Война сделала паузу на время бездорожья и ледохода — «папенька» злодействовал в Твери, разорив окончательно округу и дождавшись подкреплений. К нему подошли полки князя Аникиты Репнина из Лифляндии, гвардию привел из Петербурга князь Михайло Голицын, и что плохо — с пороховыми припасами, которые не удалось уничтожить, хотя Шереметев отправил на диверсию драгун. И теперь можно было ожидать решительного наступления на Москву — у царя Петра не оставалось иного варианта действий. Ибо кормить армию невозможно — а хлеб можно было получить только в столице, благо здесь были магазины, да и амбары заполнены. По рекам Волге и Оке летом шла доставка зерна и припасов. Их везли на судах из Нижегородской и Казанской губерний. Да и весь хлеборобный юг присягнул молодому царю весьма охотно. А главное, что внушало надежду на победу — работали Тульские оружейные заводы, обеспечивая «новое» стрелецкое войско пушками и фузеями, шпагами, палашами и пистолями.
Армия фельдмаршала Шереметева отошла от Волока Ламского чуть восточнее, став лагерем южнее Клина и наглухо перекрывая дорогу от Твери. Борис Петрович везде выставил сильные сторожевые заставы, возведя редуты или поставив срубы, насытив укрепления пехотой из гарнизонных батальонов с артиллерией. И держал полевую армию в кулаке — девять пехотных и пять драгунских полков. Да в самой Москве, кроме трех батальонов, формировались два полка инфантерии — Измайловский и Коломенский, по «новым штатам» стрелецких полков, в два полевых и один гарнизонный батальоны. Последний предназначался для подготовки рекрутов и несения караульной службы. Кроме того, в полках имелось по две отдельных роты — гренадерская и «охотничья», названная так на русский манер. То есть егерская — последние должны были появиться в виде команд в Семилетнюю войну, как он помнил, а в войне с Наполеоном воевали батальоны и полки егерей, сведенные в бригады. Плюс всяческие обозные с денщиками, да пара этих самых трехфунтовых пушек в виде полковой артиллерии.

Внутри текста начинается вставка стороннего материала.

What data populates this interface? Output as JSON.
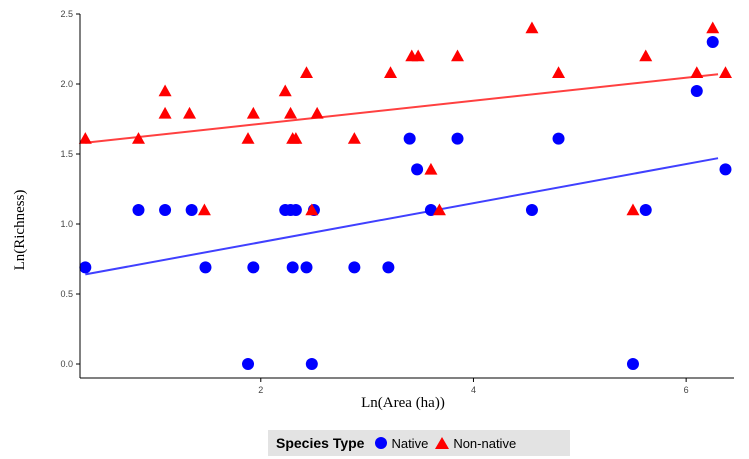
{
  "chart_data": {
    "type": "scatter",
    "xlabel": "Ln(Area (ha))",
    "ylabel": "Ln(Richness)",
    "xlim": [
      0.3,
      6.45
    ],
    "ylim": [
      -0.1,
      2.5
    ],
    "x_ticks": [
      2,
      4,
      6
    ],
    "y_ticks": [
      0.0,
      0.5,
      1.0,
      1.5,
      2.0,
      2.5
    ],
    "y_tick_labels": [
      "0.0",
      "0.5",
      "1.0",
      "1.5",
      "2.0",
      "2.5"
    ],
    "grid": false,
    "legend": {
      "title": "Species Type",
      "position": "bottom"
    },
    "series": [
      {
        "name": "Native",
        "color": "#0000ff",
        "marker": "circle",
        "x": [
          0.35,
          0.85,
          1.1,
          1.35,
          1.48,
          1.88,
          1.93,
          2.23,
          2.28,
          2.3,
          2.33,
          2.43,
          2.48,
          2.5,
          2.88,
          3.2,
          3.4,
          3.47,
          3.6,
          3.85,
          4.55,
          4.8,
          5.5,
          5.62,
          6.1,
          6.25,
          6.37
        ],
        "y": [
          0.69,
          1.1,
          1.1,
          1.1,
          0.69,
          0.0,
          0.69,
          1.1,
          1.1,
          0.69,
          1.1,
          0.69,
          0.0,
          1.1,
          0.69,
          0.69,
          1.61,
          1.39,
          1.1,
          1.61,
          1.1,
          1.61,
          0.0,
          1.1,
          1.95,
          2.3,
          1.39
        ]
      },
      {
        "name": "Non-native",
        "color": "#ff0000",
        "marker": "triangle",
        "x": [
          0.35,
          0.85,
          1.1,
          1.1,
          1.33,
          1.47,
          1.88,
          1.93,
          2.23,
          2.28,
          2.3,
          2.33,
          2.43,
          2.48,
          2.53,
          2.88,
          3.22,
          3.42,
          3.48,
          3.6,
          3.68,
          3.85,
          4.55,
          4.8,
          5.5,
          5.62,
          6.1,
          6.25,
          6.37
        ],
        "y": [
          1.61,
          1.61,
          1.95,
          1.79,
          1.79,
          1.1,
          1.61,
          1.79,
          1.95,
          1.79,
          1.61,
          1.61,
          2.08,
          1.1,
          1.79,
          1.61,
          2.08,
          2.2,
          2.2,
          1.39,
          1.1,
          2.2,
          2.4,
          2.08,
          1.1,
          2.2,
          2.08,
          2.4,
          2.08
        ]
      }
    ],
    "trendlines": [
      {
        "series": "Native",
        "color": "#4040ff",
        "x": [
          0.35,
          6.3
        ],
        "y": [
          0.64,
          1.47
        ]
      },
      {
        "series": "Non-native",
        "color": "#ff4040",
        "x": [
          0.35,
          6.3
        ],
        "y": [
          1.58,
          2.07
        ]
      }
    ]
  }
}
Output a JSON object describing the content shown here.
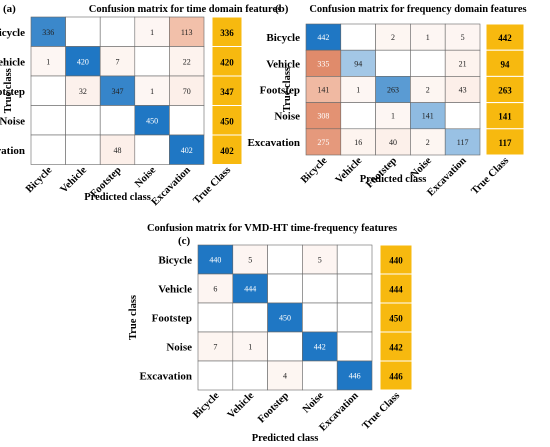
{
  "chart_data": [
    {
      "type": "heatmap",
      "panel_label": "(a)",
      "title": "Confusion matrix for time domain features",
      "ylabel": "True class",
      "xlabel": "Predicted class",
      "rows": [
        "Bicycle",
        "Vehicle",
        "Footstep",
        "Noise",
        "Excavation"
      ],
      "columns": [
        "Bicycle",
        "Vehicle",
        "Footstep",
        "Noise",
        "Excavation"
      ],
      "matrix": [
        [
          336,
          null,
          null,
          1,
          113
        ],
        [
          1,
          420,
          7,
          null,
          22
        ],
        [
          null,
          32,
          347,
          1,
          70
        ],
        [
          null,
          null,
          null,
          450,
          null
        ],
        [
          null,
          null,
          48,
          null,
          402
        ]
      ],
      "true_class_label": "True Class",
      "true_class_values": [
        336,
        420,
        347,
        450,
        402
      ]
    },
    {
      "type": "heatmap",
      "panel_label": "(b)",
      "title": "Confusion matrix for frequency domain features",
      "ylabel": "True class",
      "xlabel": "Predicted class",
      "rows": [
        "Bicycle",
        "Vehicle",
        "Footstep",
        "Noise",
        "Excavation"
      ],
      "columns": [
        "Bicycle",
        "Vehicle",
        "Footstep",
        "Noise",
        "Excavation"
      ],
      "matrix": [
        [
          442,
          null,
          2,
          1,
          5
        ],
        [
          335,
          94,
          null,
          null,
          21
        ],
        [
          141,
          1,
          263,
          2,
          43
        ],
        [
          308,
          null,
          1,
          141,
          null
        ],
        [
          275,
          16,
          40,
          2,
          117
        ]
      ],
      "true_class_label": "True Class",
      "true_class_values": [
        442,
        94,
        263,
        141,
        117
      ]
    },
    {
      "type": "heatmap",
      "panel_label": "(c)",
      "title": "Confusion matrix for VMD-HT time-frequency features",
      "ylabel": "True class",
      "xlabel": "Predicted class",
      "rows": [
        "Bicycle",
        "Vehicle",
        "Footstep",
        "Noise",
        "Excavation"
      ],
      "columns": [
        "Bicycle",
        "Vehicle",
        "Footstep",
        "Noise",
        "Excavation"
      ],
      "matrix": [
        [
          440,
          5,
          null,
          5,
          null
        ],
        [
          6,
          444,
          null,
          null,
          null
        ],
        [
          null,
          null,
          450,
          null,
          null
        ],
        [
          7,
          1,
          null,
          442,
          null
        ],
        [
          null,
          null,
          4,
          null,
          446
        ]
      ],
      "true_class_label": "True Class",
      "true_class_values": [
        440,
        444,
        450,
        442,
        446
      ]
    }
  ],
  "colors": {
    "diagonal_strong": "#1f77c4",
    "diagonal_light": "#a9cbe8",
    "offdiag_strong": "#e08a6a",
    "offdiag_light": "#fcefe9",
    "true_class_bg": "#f7b90f",
    "grid_line": "#666666"
  }
}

На эти же штаты переводились и все остальные стрелецкие полки, пополняя свои составы до полного штата за счет гарнизонных войск. Так что все части из армии Шереметьева стали полнокровными, в отличие от петровских полков, где насчитывалось едва по тысячи человек, судя по донесениям из проведенных разведок. Да и доброхотов хватало, что прибывали из мест, что остались под контролем Петра.
А вот с кавалерией была нехватка — пяти драгунских полков не хватало. Зато каждый был доведен до полного штата, правда, один из пяти эскадронов стал гарнизонным, для подготовки рекрутов. Зато прибыло первое подкрепление, давно ожидаемое. Припожаловали два конных полка — Острогожский и Сумской, из слободских черкесов, как называли казаков. Возглавлял их генерал-майор Шидловский, шляхетского рода, лет сорока. Интересной судьбы оказался — отличился в Полтавской битве, только вздумал конфликтовать с Меншиковым. А потому был арестован, лишен чина и имений, выдран кнутом для острастки. И хотя его недавно простили и вернули прежнее положение, но обиду ему хорошо запомнилась.
Каждый полк пришел в составе пяти сотен хорошо экипированных казаков, по шестьсот сабель в каждом, причем большая часть осталась на Слобожанщине для охраны рубежей. Ведь татарские орды каждый год совершали набеги из ногайских степей «Дикого поля» и Крыма.
Ожидалось скорое прибытие еще трех слободских полков — Изюмского, Харьковского и Ахтырского — почти две тысячи казаков. И это была внушительная сила по местным меркам, пусть и неспособная (как ему объяснили) сражаться на равных с петровскими драгунами, но зато незаменимая при набегах на неприятельские лагеря, аванпосты и обозы. Так что Алексей отправил казаков к Шереметеву — тот им найдет применение. Правда, перед этим, наградив Шидловского крестом за верную службу — генерал аж прослезился от радости, попросил отобрать от всех полков по четыре десятка самых казаков, что будут служить в эскадроне его Лейб-Конвое. И как ему уже доложили, первые восемь десятков отобрали с великими обидами, ибо многим черкасам захотелось служить при особе молодого царя.
А вот гетман Скоропадский со своей войсковой старшиной явно выгадывал, на чью сторону повернется в противостоянии отца с сыном Фортуна. Одно утешало — судя по сообщениям, гетман не оказывал никакой помощи и Петру. Также и Киевский губернатор князь Дмитрий Михайлович Голицын вел себя неоднозначно, отписав Петру, что ланд-милиция, в которую массово приписали однодворцев, ненадежна. Этих шляхтичей, по сути дворян, царь решил переводить на положение государственных крестьян, чему они, понятное дело, были очень сильно недовольны.